William Stott of Oldham: Great Painters Are Rare

We are excited to launch our new exhibition, ‘William Stott of Oldham: Great Painters Are Rare’ on Saturday 26 January 2019. The exhibition will explore the work of the world famous Oldham-born artist William Stott.

Stott’s most celebrated painting, Le Passeur, will be the centre piece of the exhibition and the full installation will explore William’s most celebrated works and the legacy he left behind. It will also include loans from Tate, Touchstones Rochdale, Manchester Art Gallery and Aberdeen Art Gallery, as well as key works from Gallery Oldham’s own collection.

Le Passeur (The Ferryman), 1881. Copyright Tate. Purchased with funds provided by The National Heritage Lottery Fund, Art Fund (with a contribution from the Wolfson Foundation) and the Hintze Charitable Foundation

Some of the pieces are by Stott himself and others are by those who worked with the La Passeur creator, and of course, those who came after. For most of his career, Stott painted landscapes, but he went in a different direction during the late 1880s and began to move towards pictures involving classical figures and allegorical themes, such as ‘Hide and Seek in the Garden of Epicurus’ and ‘The Birth of Venus’. Stott mainly worked in oils, watercolours and pastels, media appropriate to his atmospheric style.

In 2017 Le Passeur (The Ferryman) by William Stott of Oldham (1857 -1900) was secured for the British public through major gifts from The National Heritage Lottery Fund, Art Fund (with a contribution from The Wolfson Family Foundation) and The Hintze Family Charitable Foundation.
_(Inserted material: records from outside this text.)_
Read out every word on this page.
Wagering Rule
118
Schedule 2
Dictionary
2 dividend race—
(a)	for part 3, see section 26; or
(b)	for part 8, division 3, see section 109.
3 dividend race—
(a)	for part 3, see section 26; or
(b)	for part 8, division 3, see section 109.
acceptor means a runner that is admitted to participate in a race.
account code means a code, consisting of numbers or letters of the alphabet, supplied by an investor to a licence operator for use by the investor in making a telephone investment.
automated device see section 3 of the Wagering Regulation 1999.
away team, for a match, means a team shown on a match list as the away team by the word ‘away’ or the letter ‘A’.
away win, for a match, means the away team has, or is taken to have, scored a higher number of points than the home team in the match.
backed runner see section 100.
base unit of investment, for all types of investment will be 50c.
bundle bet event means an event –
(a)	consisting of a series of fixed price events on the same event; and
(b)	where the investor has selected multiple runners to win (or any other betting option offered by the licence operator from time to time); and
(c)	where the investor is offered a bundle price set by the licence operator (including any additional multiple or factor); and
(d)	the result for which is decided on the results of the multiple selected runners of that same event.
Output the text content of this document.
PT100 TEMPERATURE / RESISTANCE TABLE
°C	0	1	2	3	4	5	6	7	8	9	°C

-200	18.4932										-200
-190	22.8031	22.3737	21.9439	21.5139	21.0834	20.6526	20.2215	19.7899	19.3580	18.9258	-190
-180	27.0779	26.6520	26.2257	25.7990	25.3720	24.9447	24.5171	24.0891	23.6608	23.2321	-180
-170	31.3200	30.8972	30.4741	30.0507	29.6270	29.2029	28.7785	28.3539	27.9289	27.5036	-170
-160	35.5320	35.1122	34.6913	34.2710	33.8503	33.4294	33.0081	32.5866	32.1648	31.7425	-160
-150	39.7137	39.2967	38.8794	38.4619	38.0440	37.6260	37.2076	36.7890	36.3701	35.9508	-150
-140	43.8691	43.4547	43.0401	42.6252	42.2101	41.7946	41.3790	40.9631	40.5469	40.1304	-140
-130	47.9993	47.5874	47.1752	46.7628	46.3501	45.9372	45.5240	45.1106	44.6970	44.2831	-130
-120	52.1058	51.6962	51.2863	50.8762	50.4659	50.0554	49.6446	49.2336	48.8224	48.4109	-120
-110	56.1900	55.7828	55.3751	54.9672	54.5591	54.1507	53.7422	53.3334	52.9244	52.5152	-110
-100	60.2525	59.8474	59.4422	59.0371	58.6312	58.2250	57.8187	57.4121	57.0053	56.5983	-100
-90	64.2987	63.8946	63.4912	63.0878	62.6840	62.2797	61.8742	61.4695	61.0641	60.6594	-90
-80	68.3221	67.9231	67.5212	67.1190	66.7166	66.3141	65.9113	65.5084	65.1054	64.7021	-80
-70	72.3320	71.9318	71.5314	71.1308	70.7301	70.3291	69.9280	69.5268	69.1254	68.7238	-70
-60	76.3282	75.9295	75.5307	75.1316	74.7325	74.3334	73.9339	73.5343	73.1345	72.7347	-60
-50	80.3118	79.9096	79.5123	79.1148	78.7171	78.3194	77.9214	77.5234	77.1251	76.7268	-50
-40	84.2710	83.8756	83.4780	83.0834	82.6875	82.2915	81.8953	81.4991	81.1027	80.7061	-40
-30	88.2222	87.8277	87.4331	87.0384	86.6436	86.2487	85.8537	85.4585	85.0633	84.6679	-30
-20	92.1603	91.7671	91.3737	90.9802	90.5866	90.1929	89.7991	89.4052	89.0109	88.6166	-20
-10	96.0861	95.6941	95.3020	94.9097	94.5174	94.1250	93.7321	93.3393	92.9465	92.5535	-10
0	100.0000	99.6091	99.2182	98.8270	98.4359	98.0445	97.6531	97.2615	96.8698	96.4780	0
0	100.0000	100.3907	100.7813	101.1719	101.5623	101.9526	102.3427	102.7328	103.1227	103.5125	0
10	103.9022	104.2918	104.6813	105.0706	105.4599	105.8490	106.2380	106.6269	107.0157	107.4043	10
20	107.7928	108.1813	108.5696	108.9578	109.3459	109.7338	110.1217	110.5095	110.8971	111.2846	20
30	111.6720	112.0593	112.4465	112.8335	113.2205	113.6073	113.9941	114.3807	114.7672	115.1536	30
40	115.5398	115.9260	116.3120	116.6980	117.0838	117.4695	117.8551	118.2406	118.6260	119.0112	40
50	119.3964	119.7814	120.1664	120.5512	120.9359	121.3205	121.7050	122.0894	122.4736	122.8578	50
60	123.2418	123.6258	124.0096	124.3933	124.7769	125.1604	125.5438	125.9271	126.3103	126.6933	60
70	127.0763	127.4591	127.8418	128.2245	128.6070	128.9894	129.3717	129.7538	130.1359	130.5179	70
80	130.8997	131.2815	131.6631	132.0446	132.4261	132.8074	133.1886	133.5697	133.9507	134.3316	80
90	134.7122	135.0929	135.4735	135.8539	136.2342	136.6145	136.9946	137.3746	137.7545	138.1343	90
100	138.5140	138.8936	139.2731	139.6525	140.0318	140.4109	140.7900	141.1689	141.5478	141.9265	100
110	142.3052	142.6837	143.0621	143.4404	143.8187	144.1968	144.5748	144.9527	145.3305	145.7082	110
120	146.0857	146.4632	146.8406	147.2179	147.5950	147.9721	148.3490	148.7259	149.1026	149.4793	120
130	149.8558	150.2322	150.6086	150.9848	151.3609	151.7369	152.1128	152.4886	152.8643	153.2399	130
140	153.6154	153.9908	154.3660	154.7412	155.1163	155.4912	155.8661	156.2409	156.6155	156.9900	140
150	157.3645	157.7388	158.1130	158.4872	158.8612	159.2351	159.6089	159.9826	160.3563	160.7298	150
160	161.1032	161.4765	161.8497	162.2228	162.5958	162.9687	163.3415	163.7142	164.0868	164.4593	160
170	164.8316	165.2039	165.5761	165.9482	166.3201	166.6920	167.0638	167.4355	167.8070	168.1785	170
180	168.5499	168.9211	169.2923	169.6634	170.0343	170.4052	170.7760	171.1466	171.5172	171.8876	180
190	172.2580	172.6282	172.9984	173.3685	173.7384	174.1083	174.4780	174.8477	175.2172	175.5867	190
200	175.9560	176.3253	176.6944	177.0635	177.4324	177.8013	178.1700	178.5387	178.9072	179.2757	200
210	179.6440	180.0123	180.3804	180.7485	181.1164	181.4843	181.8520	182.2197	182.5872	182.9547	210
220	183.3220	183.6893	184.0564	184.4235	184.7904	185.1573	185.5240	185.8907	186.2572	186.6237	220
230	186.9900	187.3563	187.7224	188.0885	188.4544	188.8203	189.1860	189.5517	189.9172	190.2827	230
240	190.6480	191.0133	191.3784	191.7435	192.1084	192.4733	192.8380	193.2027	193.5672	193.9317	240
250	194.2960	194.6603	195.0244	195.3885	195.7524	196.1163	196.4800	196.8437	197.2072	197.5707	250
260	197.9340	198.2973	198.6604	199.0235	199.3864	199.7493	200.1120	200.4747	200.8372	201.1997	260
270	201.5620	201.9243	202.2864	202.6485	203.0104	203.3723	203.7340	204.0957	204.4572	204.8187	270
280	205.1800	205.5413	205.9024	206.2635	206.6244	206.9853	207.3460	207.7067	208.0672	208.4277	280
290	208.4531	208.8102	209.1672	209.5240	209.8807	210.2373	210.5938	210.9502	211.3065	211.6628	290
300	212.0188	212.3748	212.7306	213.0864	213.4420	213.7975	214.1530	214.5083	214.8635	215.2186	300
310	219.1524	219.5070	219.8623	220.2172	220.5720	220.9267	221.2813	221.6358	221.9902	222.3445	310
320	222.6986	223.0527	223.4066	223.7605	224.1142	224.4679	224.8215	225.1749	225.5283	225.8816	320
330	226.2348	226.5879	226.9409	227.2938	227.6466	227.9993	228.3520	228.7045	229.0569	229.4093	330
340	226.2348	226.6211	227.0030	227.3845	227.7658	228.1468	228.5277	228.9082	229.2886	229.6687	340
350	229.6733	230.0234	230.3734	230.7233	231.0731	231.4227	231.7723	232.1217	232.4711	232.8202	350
The acquisition of Le Passeur (The Ferryman) has inspired a national partnership programme. The work will tour to four UK-partner galleries from 2018 – 2020: Oriel y Parc Gallery and Visitor Centre, Southampton City Art Gallery, Gallery Oldham and Aberdeen Art Gallery. Le Passeur will feature in a bespoke context-rich display at each partner venue, complemented by learning resources and a programme of training for staff and volunteers.

Paul Jacques, Cabinet Member for Education and Culture, said:
“It’s an honour that such a prominent member of the art community was born and raised in Oldham. These paintings are part of a national collection and they’re famous for a reason. Usually you’d have to go to the large galleries in London or Scotland to see work of this calibre so it’s fantastic that it will be here on people’s doorsteps in Oldham to view for free.
“His legacy still lives on in our town and I’m sure his artwork has inspired many younger artists of this generation. I’m thrilled for this exhibitions arrival and I’ll certainly be visiting Gallery Oldham to browse the historic artwork from not just Stott, but local artists as well.”

The exhibition runs until 11 May. Look out for our range of accompanying talks and activities.